Suppose $S$ is a finite set of characters, which we will assume is a subset of{a,b,c,d,e,f}. Then $S^*$ denotes the set of all sequences whose elements are these characters, that is, it is just the set of all strings, also called words, containing only the given set of characters. A morphism $f$ is a function $f: S → S^*$ that assigns to each character $x∈S$ some word $f(x)∈S^*$. The morphism $f$ can be extended to all words in $S^∗$ by defining $f(λ) =λ$ and $f(w·x) =f(w)·f(x)$, for all words $w∈S^*$ and characters $x∈S$. Here $λ$ is the empty word and $(·)$ denotes concatenation.

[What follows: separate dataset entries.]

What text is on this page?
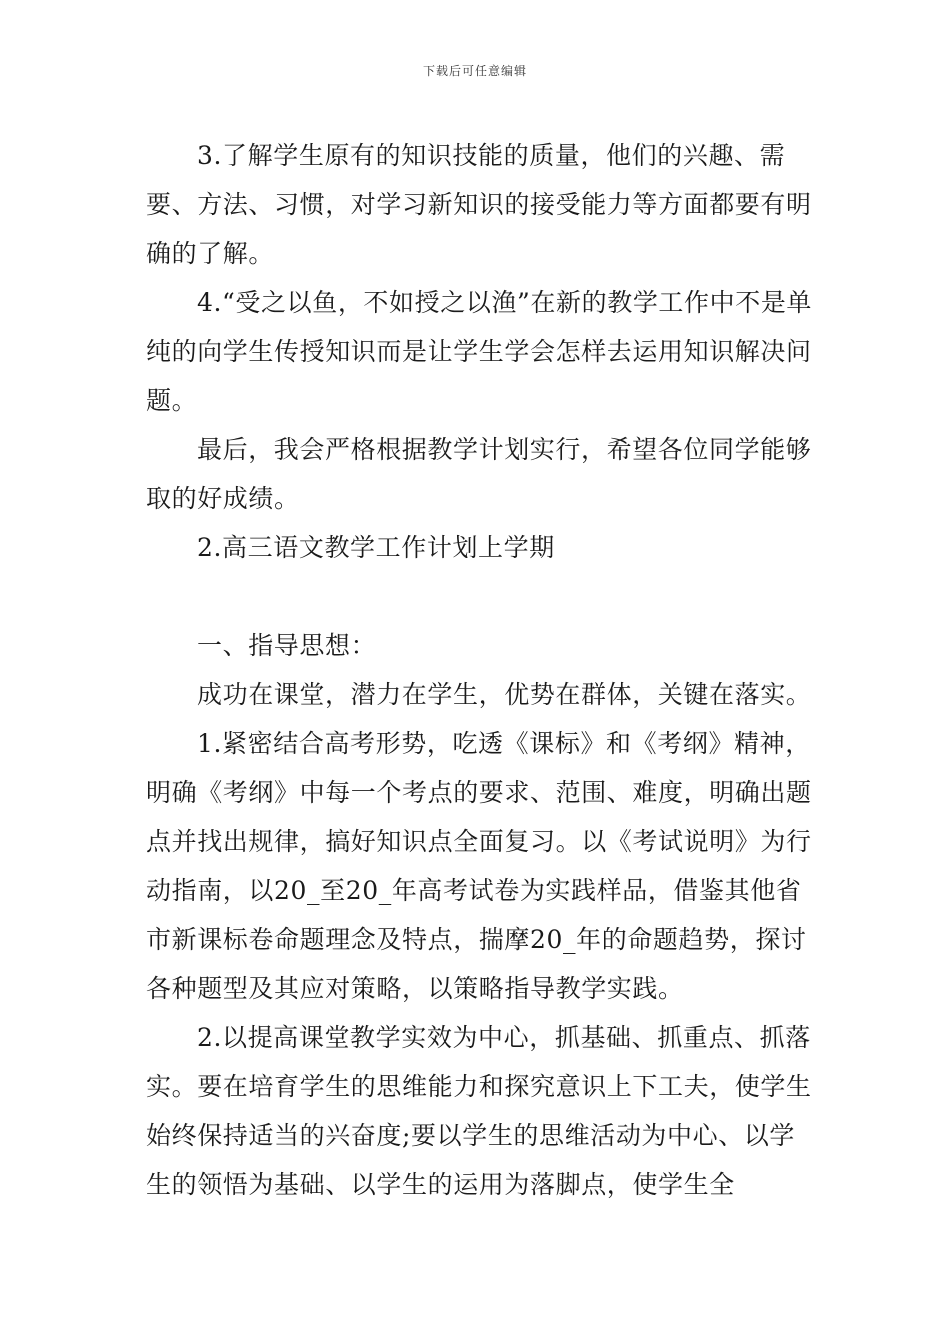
下载后可任意编辑

3.了解学生原有的知识技能的质量，他们的兴趣、需要、方法、习惯，对学习新知识的接受能力等方面都要有明确的了解。

4.“受之以鱼，不如授之以渔”在新的教学工作中不是单纯的向学生传授知识而是让学生学会怎样去运用知识解决问题。

最后，我会严格根据教学计划实行，希望各位同学能够取的好成绩。

2.高三语文教学工作计划上学期

一、指导思想：

成功在课堂，潜力在学生，优势在群体，关键在落实。

1.紧密结合高考形势，吃透《课标》和《考纲》精神，明确《考纲》中每一个考点的要求、范围、难度，明确出题点并找出规律，搞好知识点全面复习。以《考试说明》为行动指南，以20_至20_年高考试卷为实践样品，借鉴其他省市新课标卷命题理念及特点，揣摩20_年的命题趋势，探讨各种题型及其应对策略，以策略指导教学实践。

2.以提高课堂教学实效为中心，抓基础、抓重点、抓落实。要在培育学生的思维能力和探究意识上下工夫，使学生始终保持适当的兴奋度;要以学生的思维活动为中心、以学生的领悟为基础、以学生的运用为落脚点，使学生全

Suppose $f(a)$ also has $a$ as the first character. Then consider the sequence of words $a,f(a),...,fn(a),...,$ where $f^0(a) = a $ and $f^n(a)=f(f^{n−1}(a))$. It can be seen that $f^{n−1}(a)$ is a prefix of $f^n(a)$ for all $n≥1$, and as $n→∞$ this sequence approaches a fixed, possibly infinite, word called its limit.
How to find the length of $f^{n}(a)$ and $i^{th}$ digit for any n such that length of $f^{n}(a)$ is greater than $i$.

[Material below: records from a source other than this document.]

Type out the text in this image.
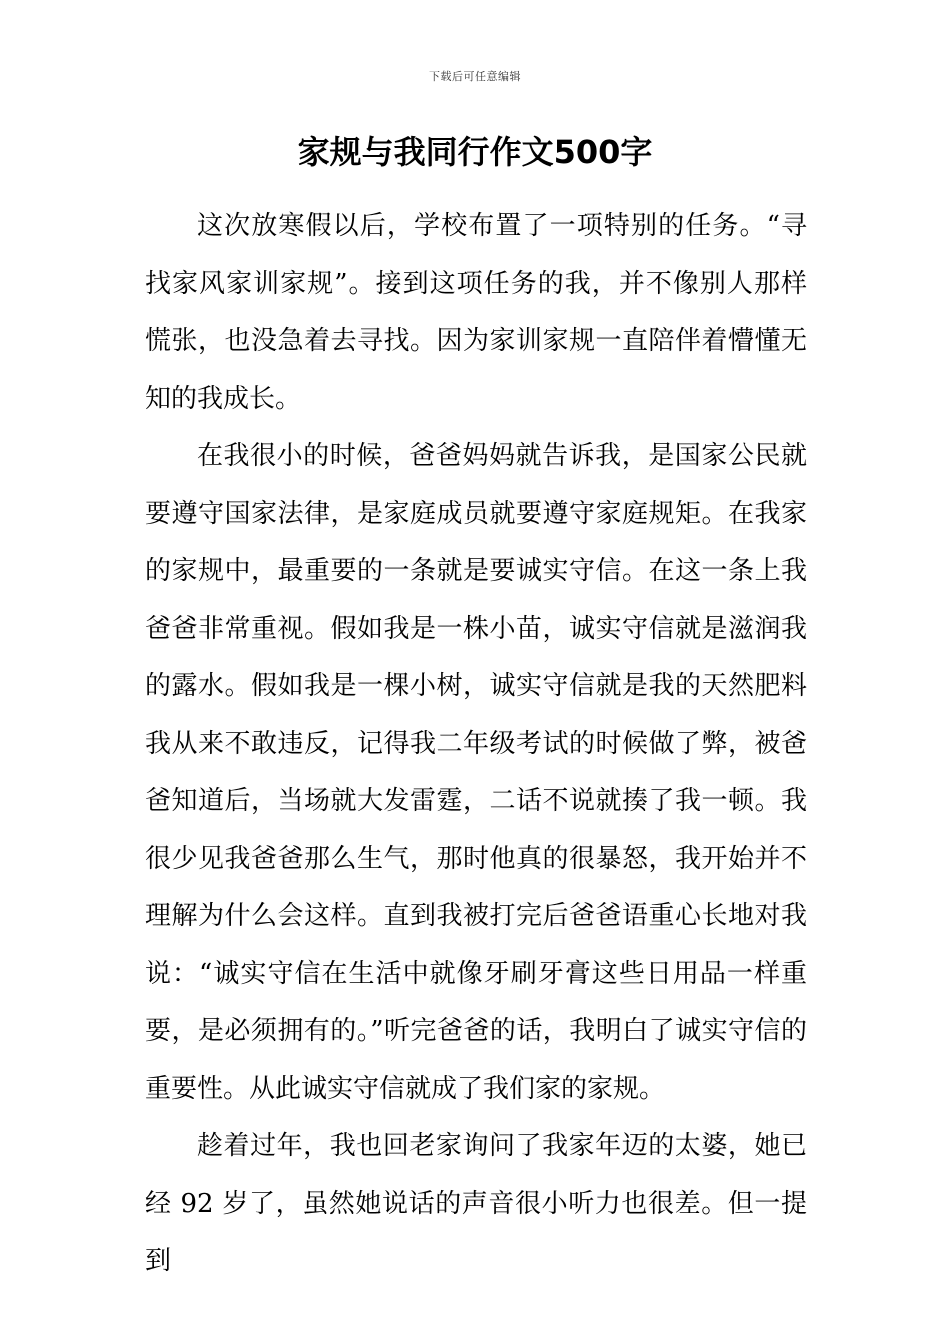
下载后可任意编辑
家规与我同行作文500字

这次放寒假以后，学校布置了一项特别的任务。“寻找家风家训家规”。接到这项任务的我，并不像别人那样慌张，也没急着去寻找。因为家训家规一直陪伴着懵懂无知的我成长。

在我很小的时候，爸爸妈妈就告诉我，是国家公民就要遵守国家法律，是家庭成员就要遵守家庭规矩。在我家的家规中，最重要的一条就是要诚实守信。在这一条上我爸爸非常重视。假如我是一株小苗，诚实守信就是滋润我的露水。假如我是一棵小树，诚实守信就是我的天然肥料我从来不敢违反，记得我二年级考试的时候做了弊，被爸爸知道后，当场就大发雷霆，二话不说就揍了我一顿。我很少见我爸爸那么生气，那时他真的很暴怒，我开始并不理解为什么会这样。直到我被打完后爸爸语重心长地对我说：“诚实守信在生活中就像牙刷牙膏这些日用品一样重要，是必须拥有的。”听完爸爸的话，我明白了诚实守信的重要性。从此诚实守信就成了我们家的家规。

趁着过年，我也回老家询问了我家年迈的太婆，她已经 92 岁了，虽然她说话的声音很小听力也很差。但一提到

I will let $S=\{a,b,c\}$. You can make a matrix that shows what characters each character becomes. Each word corresponds to a column vector that shows the number of $a$s in the first entry, $b$s in the second and $c$s in the third. The matrix will take the character counts of a word $w$ and give the character counts of $f(w)$. The length of a word is then the sum of the entries in the column vector. The columns correspond to the input characters and each row is the number of a given output character generated by each input character.
As an example, let $f(a)=ab, f(b)=bcca, f(c)=cbc$ Then the matrix is $$\begin {bmatrix} 1&1&0\\1&1&1\\0&2&2 \end {bmatrix}$$ where the first column tells us that each $a$ in a word becomes one $a$ and one $b$ (in some order-we are not keeping track of that). Your starting word has the vector $$\begin {bmatrix} 1\\0\\0 \end {bmatrix}$$ and each application of $f$ corresponds on one multiplication by the matrix. To get the length of the $n^{th}$ iterate of $f$, multiply your starting vector by the $n^{th}$ power of the matrix and sum the components.
You can get an asymptotic growth rate for the length by finding the eigenvalues of the matrix and taking the largest. In the example, the largest eigenvalue is about $3.17$ corresponding to the eigenvector $\begin {bmatrix} 0.270\\0.585\\1 \end {bmatrix}$ The length will multiply by about $3.17$ each iteration and the proportion of letters will be as shown in the eigenvector.
For my example, $f(a)=ab, f^2(a)=abbcca, f^3(a)=abbccabccacbccbcab$ and so on.